Updated: Apr 20
Don't Kill the Messenger
The S&P 500 has recovered over half of the down-move from February's highs and continues to rally on bad news:
Terrible Bank Earnings
China's GDP contracted 6.8% in Q1
3 reason's why this rally is a trap:
1. Volatility Index (VIX) spikes rarely coincide with the absolute low in equities
2008's high in the VIX (Wall Street's Fear Index) did not coincide with the ultimate lows to come in March of 2009. The recent spike in March, 2020 will likely play out in a very similar way.
2. FED is purchasing Junk Bonds, essentially high-yield corporate debt, in order to keep liquidity in the system & manage bankruptcies. Market participants are currently viewing this as a "show of good faith" by the FED. However, FED intervention at this level can only indicate worse times ahead (AKA the Fed see's something you can't yet).

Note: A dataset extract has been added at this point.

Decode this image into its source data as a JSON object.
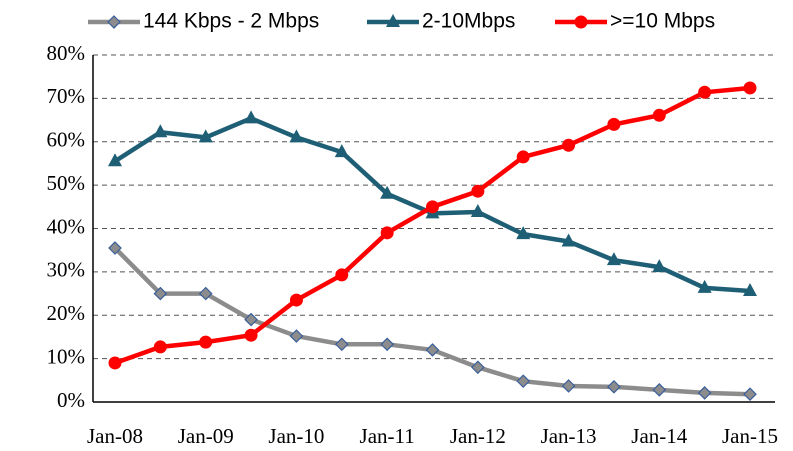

3. SBA's PPP has run out of funds. Congress has been in political gridlock over a move to bring more funding to the paycheck protection program, intended to keep workers employed and paid. Unfortunately, I believe that once Congress does eventually pass a solution it will be viewed as too-little, too-late by the market. How could this play out? If they fund the program with too much money, it could signal to markets that the economic carnage is more severe than anticipated. On the other hand, too-little will appear weak & impotent. Moral of the story? Either way you slice it, this market is toast!